No studies have reported the concurrence of perforated peptic ulcers and hydatid cysts yet. This is also important in several ways. Hydatid cysts can cause symptoms such as vague local pain that should be taken seriously. Patients who complain of persistent, vague chronic pain should be evaluated. The second point is that it is important to pay attention to the history of abdominal pain in patients and clinical examinations. For example, this patient presented with acute abdominal pain in the epigastrium with an initial differential diagnosis of peptic ulcer. However, this diagnosis did not explain his vague abdominal pain. Therefore, the patient was advised to do ultrasonography in addition to simple radiography. Although the X-rays did not confirm pneumoperitoneum, but ultrasound suggested hydatid cyst for the patient. Due to epigastric pain and epigastric tenderness, which was not explained by hydatid cyst, further investigation was performed by CT scan for the patient. The CT scan findings were consistent with the clinical examination, and the patient underwent surgery. Due to the lack of symptoms in favor of generalized peritonitis and insufficient evidence in favor of a perforated peptic ulcer, the patient did not undergo emergency surgery at the time of hospitalization. It is clear that in the presence of these symptoms, the patient had to have an emergency laparotomy, abdominal and pelvic exploration and resolving possible pathologies.
Retrovesical and primary pelvic hydatid cysts are rare and have been reported occasionally . Ultrasound is the primary diagnostic modalities of these cysts, although it may not be effective for deep pelvic lesions . Treatment of hydatid cyst includes medication and surgery. Albendazole treatment should be continued for one month for patients .

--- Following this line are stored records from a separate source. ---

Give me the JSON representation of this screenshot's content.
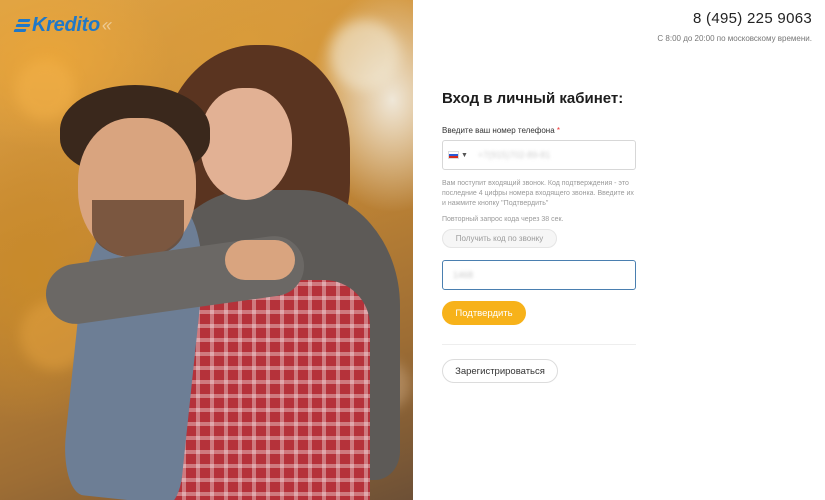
{
  "brand": {
    "name": "Kredito"
  },
  "contact": {
    "phone": "8 (495) 225 9063",
    "hours": "С 8:00 до 20:00 по московскому времени."
  },
  "form": {
    "title": "Вход в личный кабинет:",
    "phone_label": "Введите ваш номер телефона",
    "required_mark": "*",
    "country_flag": "ru-flag-icon",
    "phone_value": "+7(915)702-89-81",
    "hint": "Вам поступит входящий звонок. Код подтверждения - это последние 4 цифры номера входящего звонка. Введите их и нажмите кнопку \"Подтвердить\"",
    "repeat_text": "Повторный запрос кода через 38 сек.",
    "get_code_label": "Получить код по звонку",
    "code_value": "1468",
    "confirm_label": "Подтвердить",
    "register_label": "Зарегистрироваться"
  },
  "colors": {
    "brand_blue": "#1f78c8",
    "confirm_yellow": "#f7b21a",
    "input_focus_border": "#4a7fb0"
  }
}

One of the most common complications of hydatid cyst surgery is an allergic reaction due to cyst rupture . Fortunately, the cyst in our patient was carefully removed, and the pelvis was washed with hypertonic saline, and the patient did not reveal any allergic complications.
Many studies have shown that hydatid cysts can affect many organs and tissues. In patients with hydatid cysts, it should be considered that the disease could affect the pelvis without hepatic or pulmonary involvement. Careful attention to the patient’s symptoms and history and the correct use of diagnostic and imaging methods will help better treatment for the patients.